The first of two Herculean efforts in 2014 (coming this July: Brett Ratner’s self-declared not-legendary Hercules) was in such a rush to get out of the gate first that it forgot to check the continuity, finish the visual effects, conclude half the scenes and surgically remove co-star Scott Adkin’s fists from his waist. As King Amphitryon, Adkins barks most of his dialogue behind a potent beard with one or both fists permanently planted above his muscley thighs like he expects to be spot-checked on whether or not he’s a little teapot.
But at least Scott Adkins has some sense of what’s going on here: Renny Harlin’s The Legend of Hercules is an alarmingly cheap-looking bit of trash cinema, one that exists to exalt former Twilight star Kellan Lutz’s pecs and merely speed through the rest of it like “let’s get this over with” was a mission statement. The harried pacing, confused character development and obvious obsession with the shirtless persecution of its star could only benefit from hardcore overacting, but Adkins alone seems willing to serve up that welcome slab of juicy, heart-clogging, yet somehow life-affirming ham.
King Amphitryon is a mighty douche, so his wife Alcmene (Roxanne McKee) strikes a bargain with Zeus’s wife Hera to take advantage of the gods’ open relationship. From this coupling spawns Hercules (Lutz), a dash handsome rogue who seduces the doe-eyed and unconvincing Hebe (Gaia Weiss) even though she’s betrothed to his older, sniveling half-brother, Iphicles (Liam Garrigan). So Hercules is shuffled off to war, where a cornrowed Johnathan Schaech ambushes his legion and sells Hercules into the kind of slavery where the slaves rule the masters and the gladiator duels are indistinguishable from a mud-wrestling venue on ladies night.
Before long – and make no mistake, everything in The Legend of Hercules happens before long, the movie seems desperate to end its own life quickly – Hercules has won his freedom and formed an army to fight his father and won the hearts of the people and blah-blah-blah. It’s all just an excuse to rip Kellan Lutz’s shirt off, and even that doesn’t happen often enough.
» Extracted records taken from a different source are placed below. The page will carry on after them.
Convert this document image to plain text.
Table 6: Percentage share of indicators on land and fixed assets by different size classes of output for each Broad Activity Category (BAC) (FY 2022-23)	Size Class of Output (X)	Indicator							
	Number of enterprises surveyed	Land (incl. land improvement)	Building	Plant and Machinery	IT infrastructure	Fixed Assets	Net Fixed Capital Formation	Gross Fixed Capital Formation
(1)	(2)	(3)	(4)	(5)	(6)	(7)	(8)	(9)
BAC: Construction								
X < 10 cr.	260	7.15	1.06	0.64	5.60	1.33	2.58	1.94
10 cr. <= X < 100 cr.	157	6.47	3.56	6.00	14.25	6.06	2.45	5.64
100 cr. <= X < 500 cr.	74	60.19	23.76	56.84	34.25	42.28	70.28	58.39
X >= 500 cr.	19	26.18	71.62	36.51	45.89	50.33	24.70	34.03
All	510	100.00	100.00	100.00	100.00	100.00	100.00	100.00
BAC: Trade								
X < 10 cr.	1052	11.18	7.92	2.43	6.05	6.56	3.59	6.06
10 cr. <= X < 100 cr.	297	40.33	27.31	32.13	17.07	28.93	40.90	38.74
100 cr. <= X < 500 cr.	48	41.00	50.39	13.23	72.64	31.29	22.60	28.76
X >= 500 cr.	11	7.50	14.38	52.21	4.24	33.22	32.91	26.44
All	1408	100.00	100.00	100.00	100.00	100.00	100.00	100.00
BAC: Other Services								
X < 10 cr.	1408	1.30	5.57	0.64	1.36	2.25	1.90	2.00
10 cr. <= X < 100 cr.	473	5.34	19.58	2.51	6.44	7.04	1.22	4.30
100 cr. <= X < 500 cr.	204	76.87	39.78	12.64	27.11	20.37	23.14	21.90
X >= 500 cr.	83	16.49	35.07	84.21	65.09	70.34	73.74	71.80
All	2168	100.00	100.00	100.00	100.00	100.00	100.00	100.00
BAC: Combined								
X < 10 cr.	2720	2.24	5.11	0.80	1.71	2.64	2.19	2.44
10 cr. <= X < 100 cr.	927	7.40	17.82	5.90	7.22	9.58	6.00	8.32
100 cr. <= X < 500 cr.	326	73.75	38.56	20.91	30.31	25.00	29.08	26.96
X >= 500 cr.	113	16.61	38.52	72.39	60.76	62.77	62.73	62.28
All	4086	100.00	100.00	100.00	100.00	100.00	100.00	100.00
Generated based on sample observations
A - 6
People die and no one cares. Characters arrive all of a sudden without introduction and strut around like they’ve been there all along. Dresses are wet before the actresses step in a lake and Hercules gets whipped multiple times with only one lash mark on his back to prove it. The Nemean lion appears in a shockingly unconvincing CGI form without any explanation as to what it is, why it matters, how its impervious hide could be skinned and cleaned so easily and worn minutes later like a jaunty shawl, where that shawl disappears to for most of the movie, how Hercules found it again and why he drops it on the ground the instant that it finally proves useful.
The Legend of Hercules ends, and then ends again in a completely different way, presumably as the result of test audiences who never felt more tested. Suffice it to say, the labors of Hercules have never been this laborious, and somewhere Kevin Sorbo, Lou Ferrigno, the ghost of Steve Reeves and even Tate Donovan are sharing an ale and high-fiving each other, confident that their legacies are secure.